Echter dit komt niet alleen door een hogere grasopbrengst per hectare, maar meer door een hogere "grasbenutting" per hectare. Beter beweiden en het voer bewuster opslaan en goed bewaren dragen hier aan bij.
Slimmer voeren
"Wanneer je in staat bent om voldoende eiwit van eigen land te oogsten, waarom zou je dan nog eiwit aankopen'', is de mening van Coen Hagoort. Het gras is eiwitrijk, echter de energiewaarde zou liefst nog hoger mogen zijn.
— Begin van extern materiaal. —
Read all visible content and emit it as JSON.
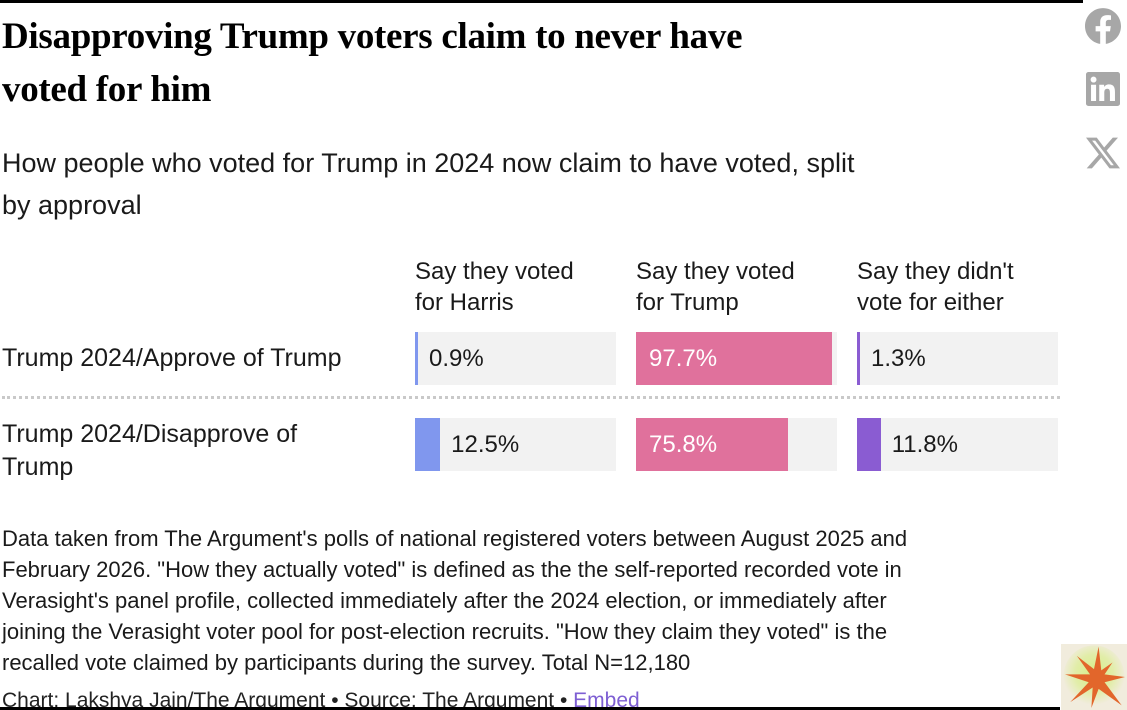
{
  "chart_data": {
    "type": "bar",
    "orientation": "horizontal",
    "title": "Disapproving Trump voters claim to never have\nvoted for him",
    "subtitle": "How people who voted for Trump in 2024 now claim to have voted, split\nby approval",
    "columns": [
      "Say they voted\nfor Harris",
      "Say they voted\nfor Trump",
      "Say they didn't\nvote for either"
    ],
    "rows": [
      {
        "label": "Trump 2024/Approve of Trump",
        "values": [
          0.9,
          97.7,
          1.3
        ],
        "value_labels": [
          "0.9%",
          "97.7%",
          "1.3%"
        ]
      },
      {
        "label": "Trump 2024/Disapprove of\nTrump",
        "values": [
          12.5,
          75.8,
          11.8
        ],
        "value_labels": [
          "12.5%",
          "75.8%",
          "11.8%"
        ]
      }
    ],
    "xlim": [
      0,
      100
    ],
    "unit": "%",
    "legend": "none",
    "colors": {
      "say_voted_harris": "#8097ee",
      "say_voted_trump": "#e0719c",
      "say_voted_neither": "#8a5cd2",
      "bar_track": "#f2f2f2"
    }
  },
  "notes": "Data taken from The Argument's polls of national registered voters between August 2025 and\nFebruary 2026. \"How they actually voted\" is defined as the the self-reported recorded vote in\nVerasight's panel profile, collected immediately after the 2024 election, or immediately after\njoining the Verasight voter pool for post-election recruits. \"How they claim they voted\" is the\nrecalled vote claimed by participants during the survey. Total N=12,180",
  "credit": {
    "chart_label": "Chart: Lakshya Jain/The Argument",
    "separator": "•",
    "source_label": "Source: The Argument",
    "embed_label": "Embed",
    "embed_color": "#7e5fd3"
  },
  "share": {
    "icons": [
      "facebook-icon",
      "linkedin-icon",
      "x-icon"
    ],
    "icon_color": "#a7a7a7"
  },
  "logo": {
    "name": "the-argument-starburst-logo",
    "burst_color": "#e2662b",
    "glow_color": "#d7ee86",
    "background_color": "#f1ecdd"
  }
}
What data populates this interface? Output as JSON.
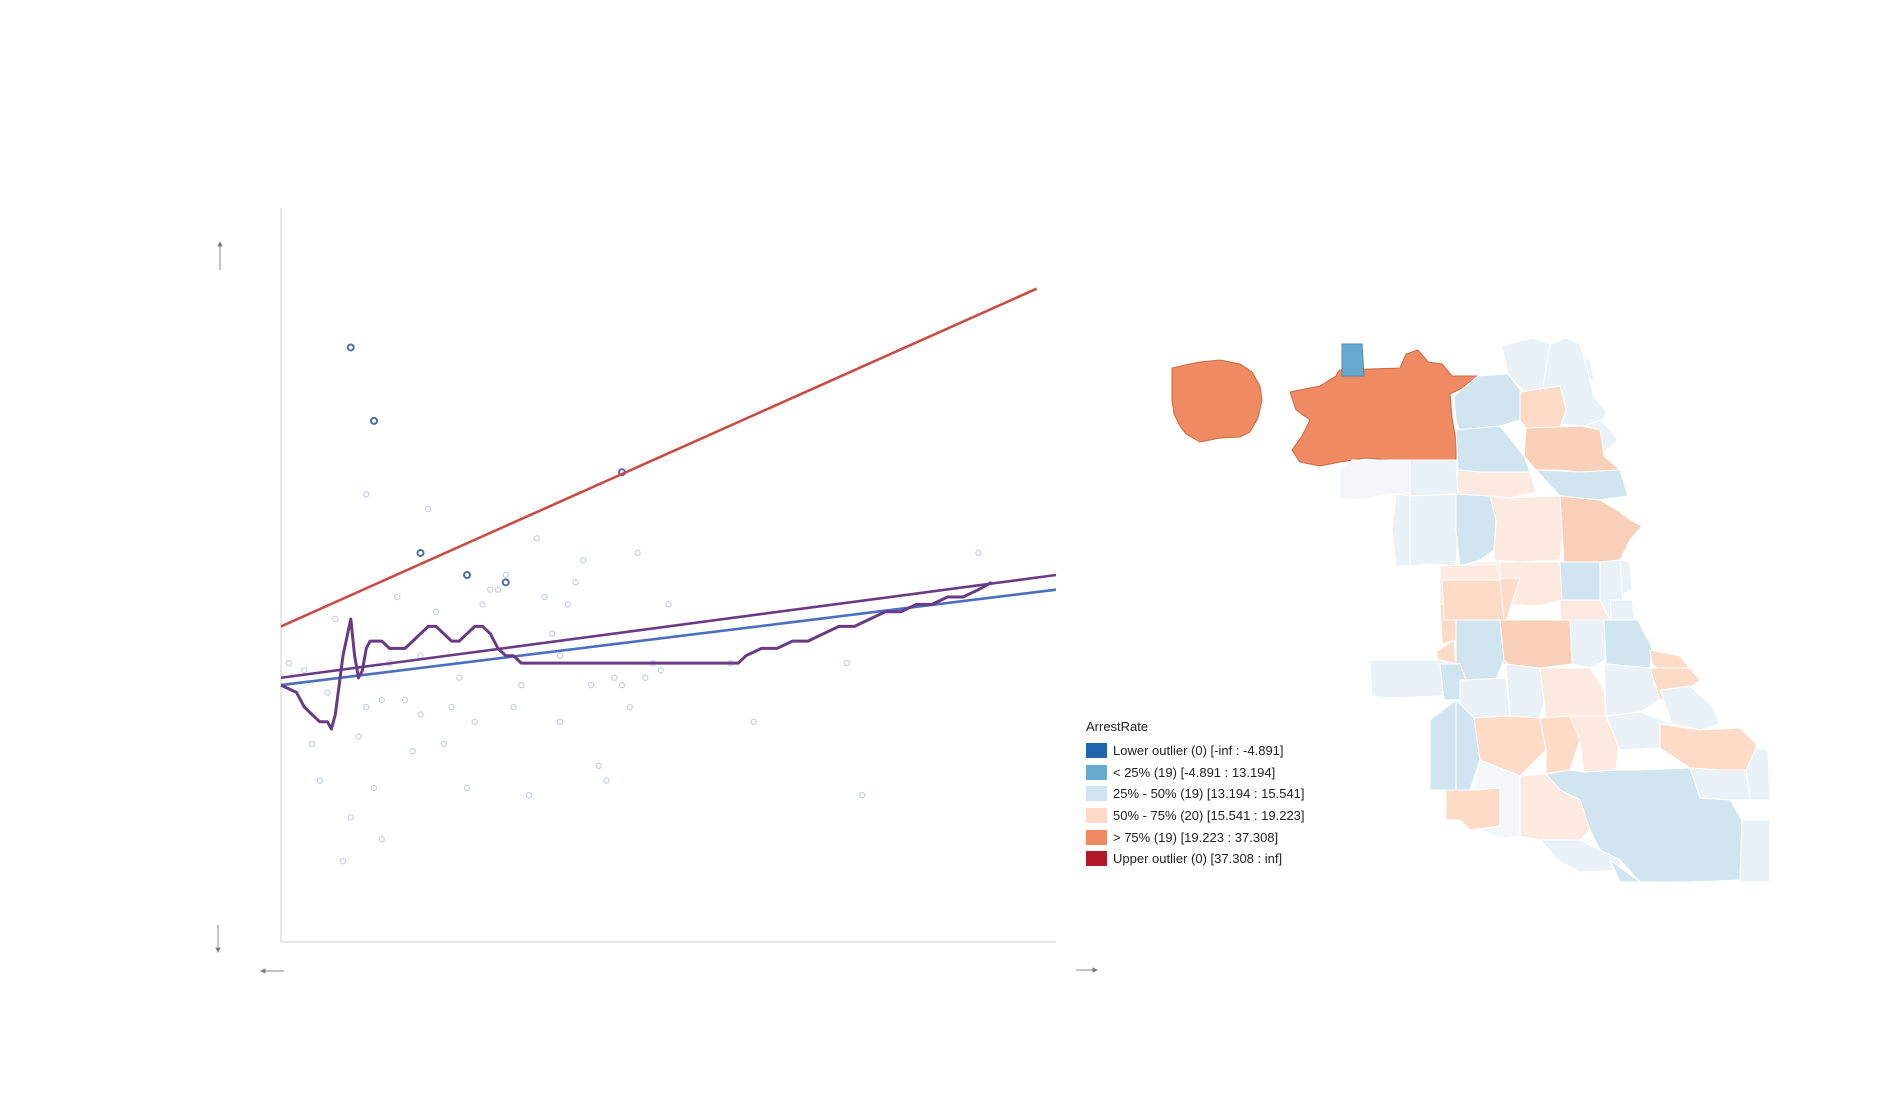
{
  "chart_data": [
    {
      "type": "scatter",
      "title": "",
      "xlabel": "",
      "ylabel": "",
      "xlim": [
        0,
        100
      ],
      "ylim": [
        0,
        100
      ],
      "grid": false,
      "points_regular": [
        [
          1,
          38
        ],
        [
          3,
          37
        ],
        [
          4,
          27
        ],
        [
          5,
          22
        ],
        [
          6,
          34
        ],
        [
          7,
          44
        ],
        [
          8,
          11
        ],
        [
          9,
          17
        ],
        [
          10,
          28
        ],
        [
          11,
          61
        ],
        [
          11,
          32
        ],
        [
          12,
          21
        ],
        [
          13,
          14
        ],
        [
          13,
          33
        ],
        [
          14,
          38
        ],
        [
          15,
          47
        ],
        [
          16,
          33
        ],
        [
          17,
          26
        ],
        [
          18,
          39
        ],
        [
          18,
          31
        ],
        [
          19,
          59
        ],
        [
          20,
          45
        ],
        [
          21,
          27
        ],
        [
          22,
          32
        ],
        [
          23,
          36
        ],
        [
          24,
          21
        ],
        [
          25,
          30
        ],
        [
          26,
          46
        ],
        [
          27,
          48
        ],
        [
          28,
          48
        ],
        [
          29,
          50
        ],
        [
          30,
          32
        ],
        [
          31,
          35
        ],
        [
          32,
          20
        ],
        [
          33,
          55
        ],
        [
          34,
          47
        ],
        [
          35,
          42
        ],
        [
          36,
          39
        ],
        [
          36,
          30
        ],
        [
          37,
          46
        ],
        [
          38,
          49
        ],
        [
          39,
          52
        ],
        [
          40,
          35
        ],
        [
          41,
          24
        ],
        [
          42,
          22
        ],
        [
          43,
          36
        ],
        [
          44,
          35
        ],
        [
          45,
          32
        ],
        [
          46,
          53
        ],
        [
          47,
          36
        ],
        [
          48,
          38
        ],
        [
          49,
          37
        ],
        [
          50,
          46
        ],
        [
          58,
          38
        ],
        [
          61,
          30
        ],
        [
          73,
          38
        ],
        [
          75,
          20
        ],
        [
          90,
          53
        ]
      ],
      "points_highlighted": [
        [
          9,
          81
        ],
        [
          12,
          71
        ],
        [
          18,
          53
        ],
        [
          24,
          50
        ],
        [
          29,
          49
        ],
        [
          44,
          64
        ]
      ],
      "lines": [
        {
          "x": [
            0,
            97.5
          ],
          "y": [
            43,
            89
          ]
        },
        {
          "x": [
            0,
            100
          ],
          "y": [
            35,
            48
          ]
        },
        {
          "x": [
            0,
            100
          ],
          "y": [
            36,
            50
          ]
        }
      ],
      "smooth_curve": {
        "x": [
          0,
          2,
          3,
          4,
          5,
          6,
          6.5,
          7,
          8,
          9,
          9.5,
          10,
          10.5,
          11,
          11.5,
          12,
          13,
          14,
          15,
          16,
          17,
          18,
          19,
          20,
          21,
          22,
          23,
          24,
          25,
          26,
          27,
          28,
          29,
          30,
          31,
          32,
          33,
          34,
          35,
          36,
          37,
          38,
          39,
          40,
          42,
          44,
          46,
          48,
          50,
          52,
          54,
          56,
          58,
          59,
          60,
          62,
          64,
          66,
          68,
          70,
          72,
          74,
          76,
          78,
          80,
          82,
          84,
          86,
          88,
          90,
          91.7
        ],
        "y": [
          35,
          34,
          32,
          31,
          30,
          30,
          29,
          31,
          39,
          44,
          39,
          36,
          37,
          40,
          41,
          41,
          41,
          40,
          40,
          40,
          41,
          42,
          43,
          43,
          42,
          41,
          41,
          42,
          43,
          43,
          42,
          40,
          39,
          39,
          38,
          38,
          38,
          38,
          38,
          38,
          38,
          38,
          38,
          38,
          38,
          38,
          38,
          38,
          38,
          38,
          38,
          38,
          38,
          38,
          39,
          40,
          40,
          41,
          41,
          42,
          43,
          43,
          44,
          45,
          45,
          46,
          46,
          47,
          47,
          48,
          49
        ]
      },
      "colors": {
        "point": "#c7cfe8",
        "point_highlight": "#4c6cb5",
        "red_line": "#c84b44",
        "blue_line": "#4a6fbf",
        "purple_line": "#6a3a84"
      }
    },
    {
      "type": "choropleth-map",
      "legend": {
        "title": "ArrestRate",
        "items": [
          {
            "label": "Lower outlier (0)  [-inf : -4.891]",
            "color": "#2166ac"
          },
          {
            "label": "< 25% (19)  [-4.891 : 13.194]",
            "color": "#67a9cf"
          },
          {
            "label": "25% - 50% (19)  [13.194 : 15.541]",
            "color": "#d1e5f0"
          },
          {
            "label": "50% - 75% (20)  [15.541 : 19.223]",
            "color": "#fddbc7"
          },
          {
            "label": "> 75% (19)  [19.223 : 37.308]",
            "color": "#ef8a62"
          },
          {
            "label": "Upper outlier (0)  [37.308 : inf]",
            "color": "#b2182b"
          }
        ]
      }
    }
  ]
}
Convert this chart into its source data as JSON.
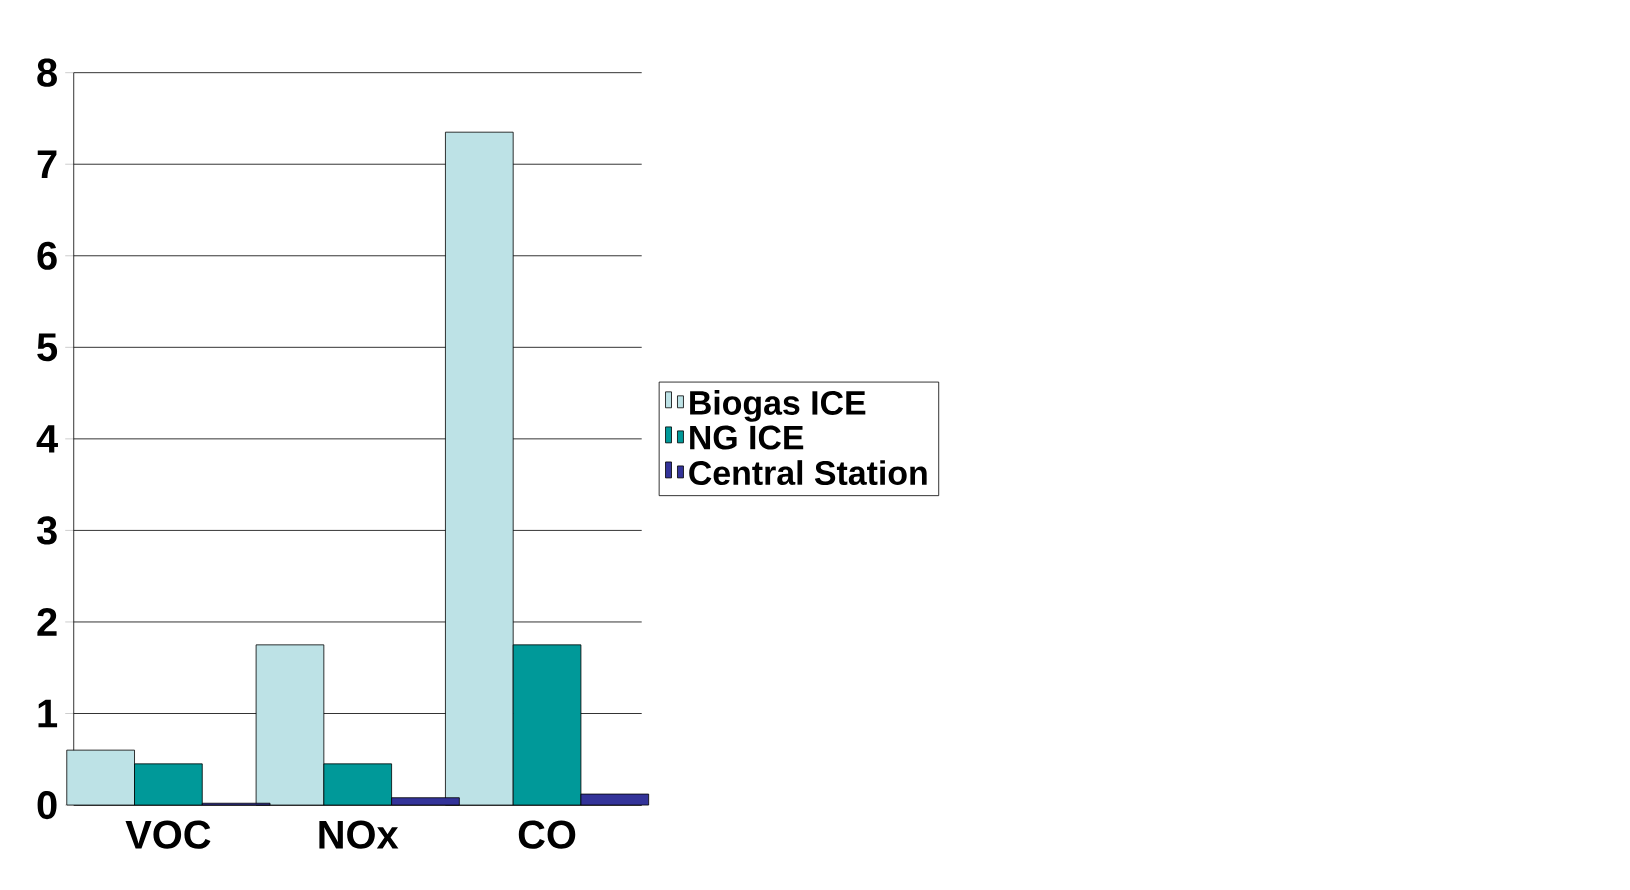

Het voer wat aangevoerd wordt bevat dus twee hoofdelementen, namelijk veel VEM (energie) en weinig eiwit.
Op jaarbasis wordt er 27 kilogram brok per 100 kg melk gevoerd. Deze brok bevat gemiddeld 985 VEM per kilogram en 129 gram ruw eiwit.
Dubbelslag
Door de mest optimaal te benutten, dus goed verdunnen met water, wordt er meer stikstof omgezet naar voereiwit. Dit levert direct al een besparing op in zowel kunstmest als voerprijs.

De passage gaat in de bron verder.